WNI Rantau di Inggris, Adaptasi Waktu hingga Bagi Tugas Masak Saat Ramadan

Rifa Nadia Nurfuadah, Okezone · Kamis 22 Juni 2017 13:04 WIB
https: img.okezone.com content 2017 06 22 18 1722400 wni-rantau-di-inggris-adaptasi-waktu-hingga-bagi-tugas-masak-saat-ramadan-54JDnwdbsC.jpg Lusi Catur Mahgriefie dan keluarganya merasakan Ramadan untuk pertama kali di Birmingham, Inggris. (Foto: dok. pribadi)

Ibu dua anak tersebut menambahkan, hal utama yang harus segera diatasi ia sekeluarga adalah perbedaan waktu. Chichi memaparkan, jika biasanya mereka tidur pukul 21.00, maka selama Ramadan jam tidur bergeser menjadi pukul 00.00 usai salat isya dan tarawih.

Tidur hanya 2 jam, Chichi harus segera bangun untuk menyiapkan makan sahur mengingat pkl 03.00 sudah masuk waktu salat subuh. Begitu juga jam makan malam. Chichi menyebut, sebelum puasa mereka biasa makan malam pukul 18.00. Namun selama Ramadan, baru pukul 21.00-lah mereka bisa berbuka puasa.

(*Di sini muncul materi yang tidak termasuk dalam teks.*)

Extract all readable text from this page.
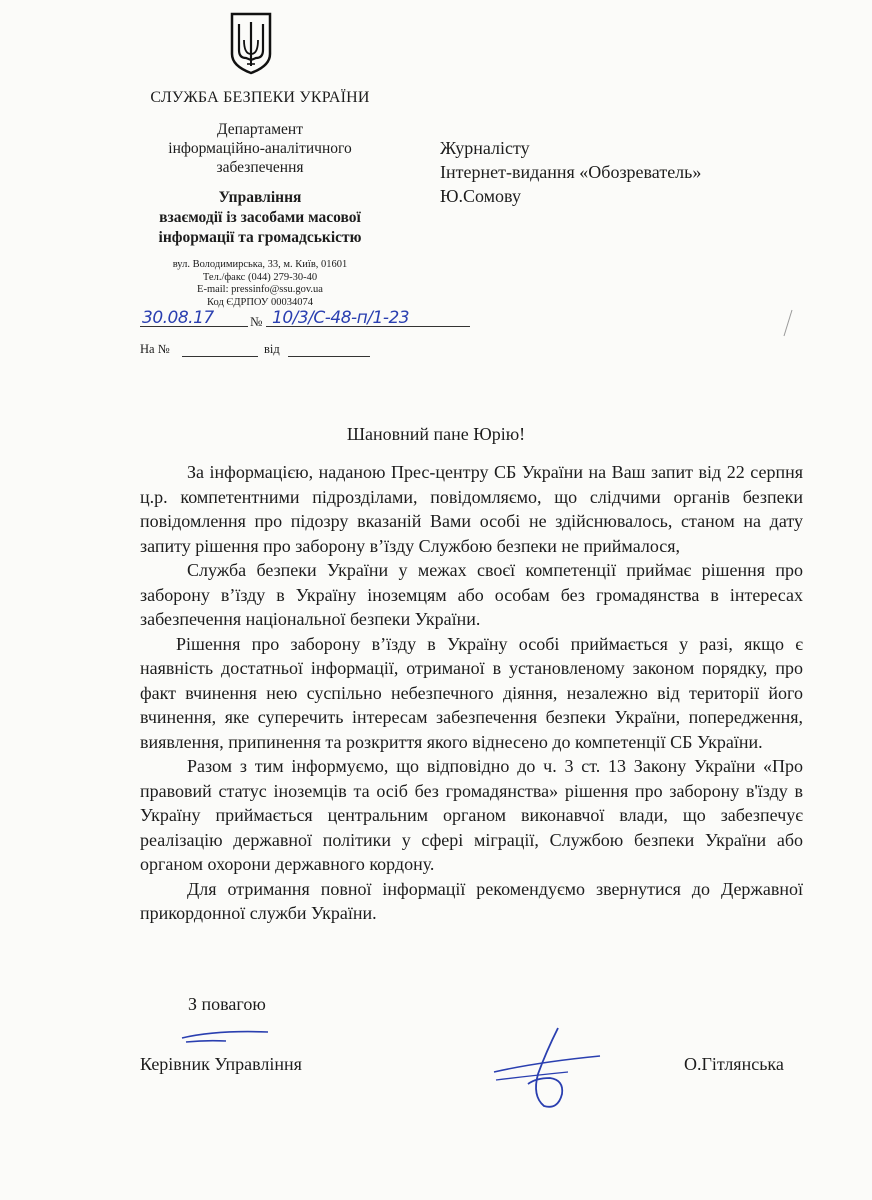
СЛУЖБА БЕЗПЕКИ УКРАЇНИ
Департамент
інформаційно-аналітичного
забезпечення
Управління
взаємодії із засобами масової
інформації та громадськістю
вул. Володимирська, 33, м. Київ, 01601
Тел./факс (044) 279-30-40
E-mail: pressinfo@ssu.gov.ua
Код ЄДРПОУ 00034074
30.08.17	№ 10/3/С-48-п/1-23
На №	від
Журналісту
Інтернет-видання «Обозреватель»
Ю.Сомову
Шановний пане Юрію!

За інформацією, наданою Прес-центру СБ України на Ваш запит від 22 серпня ц.р. компетентними підрозділами, повідомляємо, що слідчими органів безпеки повідомлення про підозру вказаній Вами особі не здійснювалось, станом на дату запиту рішення про заборону в’їзду Службою безпеки не приймалося,

Служба безпеки України у межах своєї компетенції приймає рішення про заборону в’їзду в Україну іноземцям або особам без громадянства в інтересах забезпечення національної безпеки України.

Рішення про заборону в’їзду в Україну особі приймається у разі, якщо є наявність достатньої інформації, отриманої в установленому законом порядку, про факт вчинення нею суспільно небезпечного діяння, незалежно від території його вчинення, яке суперечить інтересам забезпечення безпеки України, попередження, виявлення, припинення та розкриття якого віднесено до компетенції СБ України.

Разом з тим інформуємо, що відповідно до ч. 3 ст. 13 Закону України «Про правовий статус іноземців та осіб без громадянства» рішення про заборону в'їзду в Україну приймається центральним органом виконавчої влади, що забезпечує реалізацію державної політики у сфері міграції, Службою безпеки України або органом охорони державного кордону.

Для отримання повної інформації рекомендуємо звернутися до Державної прикордонної служби України.

З повагою
Керівник Управління	О.Гітлянська
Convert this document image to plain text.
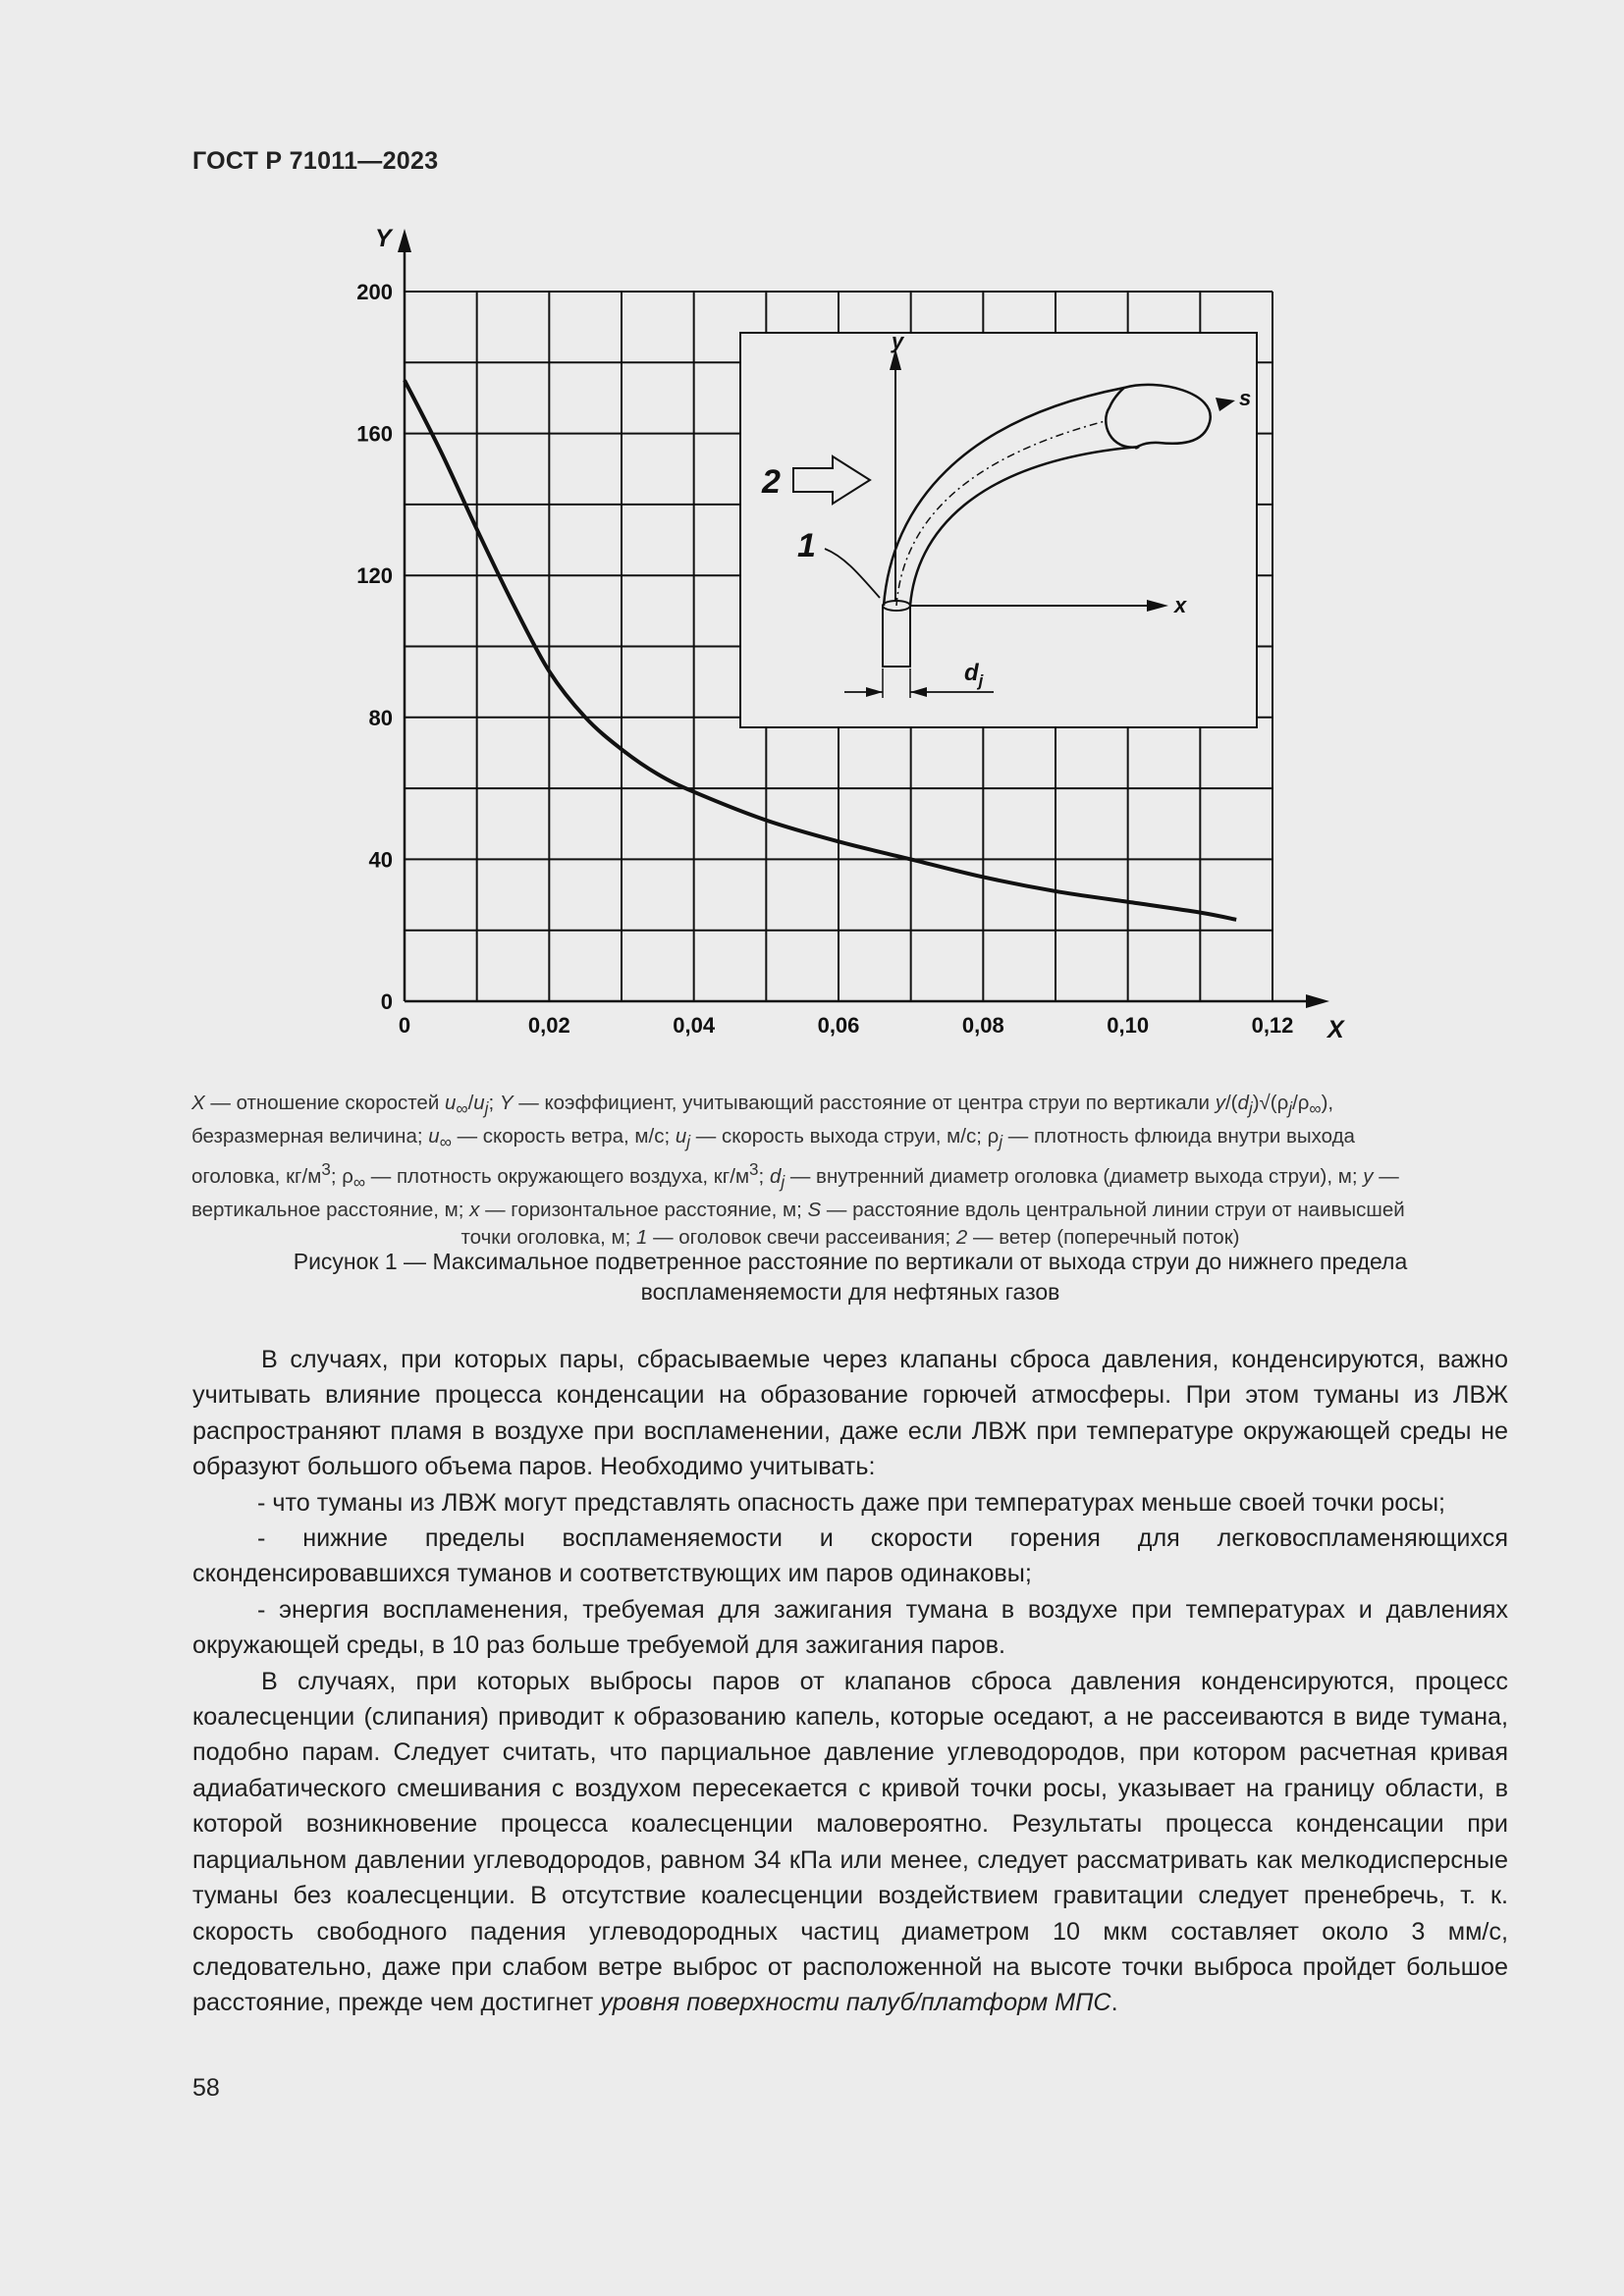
ГОСТ Р 71011—2023
0	0,02	0,04	0,06	0,08	0,10	0,12
0
40
80
120
160
200
y
x
s
2
1
$d_j$
Y
X

X — отношение скоростей $u_\infty/u_j$; Y — коэффициент, учитывающий расстояние от центра струи по вертикали $y/(d_j)√(\rho_j/\rho_\infty)$,

безразмерная величина; $u_\infty$ — скорость ветра, м/с; $u_j$ — скорость выхода струи, м/с; $\rho_j$ — плотность флюида внутри выхода

оголовка, $кг/м^3$; $\rho_\infty$ — плотность окружающего воздуха, $кг/м^3$; $d_j$ — внутренний диаметр оголовка (диаметр выхода струи), м; y —

вертикальное расстояние, м; x — горизонтальное расстояние, м; S — расстояние вдоль центральной линии струи от наивысшей

точки оголовка, м; 1 — оголовок свечи рассеивания; 2 — ветер (поперечный поток)

Рисунок 1 — Максимальное подветренное расстояние по вертикали от выхода струи до нижнего предела

воспламеняемости для нефтяных газов

В случаях, при которых пары, сбрасываемые через клапаны сброса давления, конденсируются, важно учитывать влияние процесса конденсации на образование горючей атмосферы. При этом туманы из ЛВЖ распространяют пламя в воздухе при воспламенении, даже если ЛВЖ при температуре окружающей среды не образуют большого объема паров. Необходимо учитывать:

- что туманы из ЛВЖ могут представлять опасность даже при температурах меньше своей точки росы;

- нижние пределы воспламеняемости и скорости горения для легковоспламеняющихся сконденсировавшихся туманов и соответствующих им паров одинаковы;

- энергия воспламенения, требуемая для зажигания тумана в воздухе при температурах и давлениях окружающей среды, в 10 раз больше требуемой для зажигания паров.

В случаях, при которых выбросы паров от клапанов сброса давления конденсируются, процесс коалесценции (слипания) приводит к образованию капель, которые оседают, а не рассеиваются в виде тумана, подобно парам. Следует считать, что парциальное давление углеводородов, при котором расчетная кривая адиабатического смешивания с воздухом пересекается с кривой точки росы, указывает на границу области, в которой возникновение процесса коалесценции маловероятно. Результаты процесса конденсации при парциальном давлении углеводородов, равном 34 кПа или менее, следует рассматривать как мелкодисперсные туманы без коалесценции. В отсутствие коалесценции воздействием гравитации следует пренебречь, т. к. скорость свободного падения углеводородных частиц диаметром 10 мкм составляет около 3 мм/с, следовательно, даже при слабом ветре выброс от расположенной на высоте точки выброса пройдет большое расстояние, прежде чем достигнет уровня поверхности палуб/платформ МПС.

58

"Nah jadi harus penyesuaian jam psikologis lagi. Tapi nanti masuk musim dingin ya berubah lagi rutinitas kami. Jadi mau tidak mau harus adaptasi lagi karena jam psikologis juga berubah lagi," ujar wanita berhijab itu.

Acara buka puasa bersama Komunitas Indonesia dengan komunitas Muslim di University of Birmingham, Inggris. (Foto: dok. Kinanti S)

Selama Ramadan, Chichi dan keluarganya kerap berkumpul dengan Muslim dari berbagai negara untuk berbuka bersama. Tempat yang biasa menjadi tujuan buka puasa bersama adalah kampus sang suami, University of Birmingham.

"Sementara itu, buka puasa bersama di Masjid Jalalabad yang dekat rumah dikhususkan bagi kaum lelaki, perempuan tidak bisa ikutan. Demikian juga untuk salat, hanya untuk jamaah pria," kata Chichi.